Concerns over commitment to the Island
Some third parties raised concerns that, having attempted to sell the Isle of Wight business, MRH/Pace Petroleum may not be committed to it into the future. The OFT considered all the evidence on this point but reached the view that MRH/Pace Petroleum is unlikely to close its Isle of Wight business given the continuing value of its Cowes terminal and the fact that it has the resources, expertise and incentive to continue supplying and distributing oil to its customers on the island.
Arrangement agreed today
Amelia Fletcher, OFT Chief Economist and Decision Maker in this case said:
‘This merger would have led to a virtual monopoly for the supply and distribution of heating oils and transport fuels on the Isle of Wight. However, the arrangement agreed today will maintain pre-merger levels of competition for Islanders. The OFT believes that MRH/Pace Petroleum with its extensive experience of providing this service has the resources, the expertise and the intention to continue to operate its Isle of Wight business on an ongoing basis.’
- The undertakings are below.
- The Reference Test – the OFT has a duty to make a reference to the Competition Commission if the OFT believes that it is or may be the case that a relevant merger situation has been created and the creation of that situation has resulted or may be expected to result in a substantial lessening of competition within any market or markets in the United Kingdom for goods or services.
- Under the Enterprise Act 2002 a relevant merger situation is created if two or more enterprises have ceased to be distinct enterprises; and the value of the turnover in the United Kingdom of the enterprise being taken over exceeds £70 million, or as a result of the transaction, in relation to the supply of goods or services of any description, a 25 per cent share of supply in the UK (or a substantial part thereof) is created or enhanced.
- Undertakings in lieu of reference – under section 73 of the Enterprise Act 2002 the OFT may, instead of making a reference to the Competition Commission, and for the purpose of remedying, mitigating or preventing the substantial lessening of competition concerned, or any adverse effect which may be expected to result from it, accept from any of the parties concerned as it considers appropriate undertakings to take any action as it considers appropriate.
- Before accepting the undertakings the OFT gave notice of the proposed undertakings under Schedule 10 of the Enterprise Act 2002.
- The full text of this decision will appear in the mergers section at a later date.
Undertakings offered by GB Oils
To address the OFT’s competition concerns, GB Oils offered not to acquire Pace’s oil distribution business on the Isle of Wight and the Cowes terminal operated by Pace (the Retained Business).
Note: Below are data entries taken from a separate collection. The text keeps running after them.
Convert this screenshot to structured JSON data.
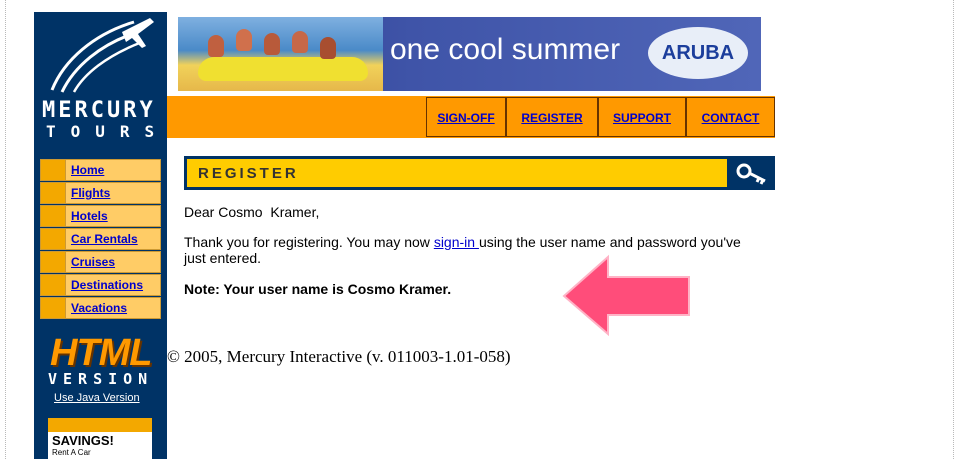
{
  "brand": {
    "name_line1": "MERCURY",
    "name_line2": "TOURS",
    "html_version": "HTML",
    "version_label": "VERSION",
    "java_link": "Use Java Version",
    "ad_title": "SAVINGS!",
    "ad_sub": "Rent A Car"
  },
  "sidebar": {
    "items": [
      {
        "label": "Home"
      },
      {
        "label": "Flights"
      },
      {
        "label": "Hotels"
      },
      {
        "label": "Car Rentals"
      },
      {
        "label": "Cruises"
      },
      {
        "label": "Destinations"
      },
      {
        "label": "Vacations"
      }
    ]
  },
  "banner": {
    "title": "one cool summer",
    "logo": "ARUBA"
  },
  "topnav": {
    "items": [
      {
        "label": "SIGN-OFF"
      },
      {
        "label": "REGISTER"
      },
      {
        "label": "SUPPORT"
      },
      {
        "label": "CONTACT"
      }
    ]
  },
  "page": {
    "section_title": "REGISTER",
    "greeting": "Dear Cosmo  Kramer,",
    "thanks_pre": "Thank you for registering. You may now ",
    "signin_link": "sign-in ",
    "thanks_post": "using the user name and password you've just entered.",
    "note": "Note: Your user name is Cosmo Kramer.",
    "copyright": "© 2005, Mercury Interactive (v. 011003-1.01-058)"
  },
  "colors": {
    "navy": "#003366",
    "orange": "#ff9900",
    "yellow": "#ffcc00",
    "link": "#0000cc",
    "arrow": "#ff4d7a"
  },
  "icons": [
    "plane-logo-icon",
    "key-icon",
    "arrow-annotation-icon"
  ]
}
In particular, the parties proposed that the Sale and Purchase Agreement (SPA) already signed between GB Oils and Pace be amended so as to exclude the Pace fuel distribution business on the Isle of Wight and Pace’s Cowes Terminal from the scope of the business to be sold to GB Oils and over which completion will occur. This would mean, in effect, that GB Oils does not acquire ownership or control of the Retained Business.
In approving the proposed undertakings, the OFT’s starting position is that it must be confident, without the need to undertake a detailed investigation, that the proposed undertakings will restore pre-merger levels of competition.
Based on the documentation presented to the OFT, the OFT considers that the remedy GB Oils has proposed will restore the competitive level prior to the merger. Pace has confirmed that it has the resources, the expertise and the incentive to operate the Retained business on an ongoing basis, that the Retained Business is profitable and that the existing sales and terminal staff will be retained by the Retained Business.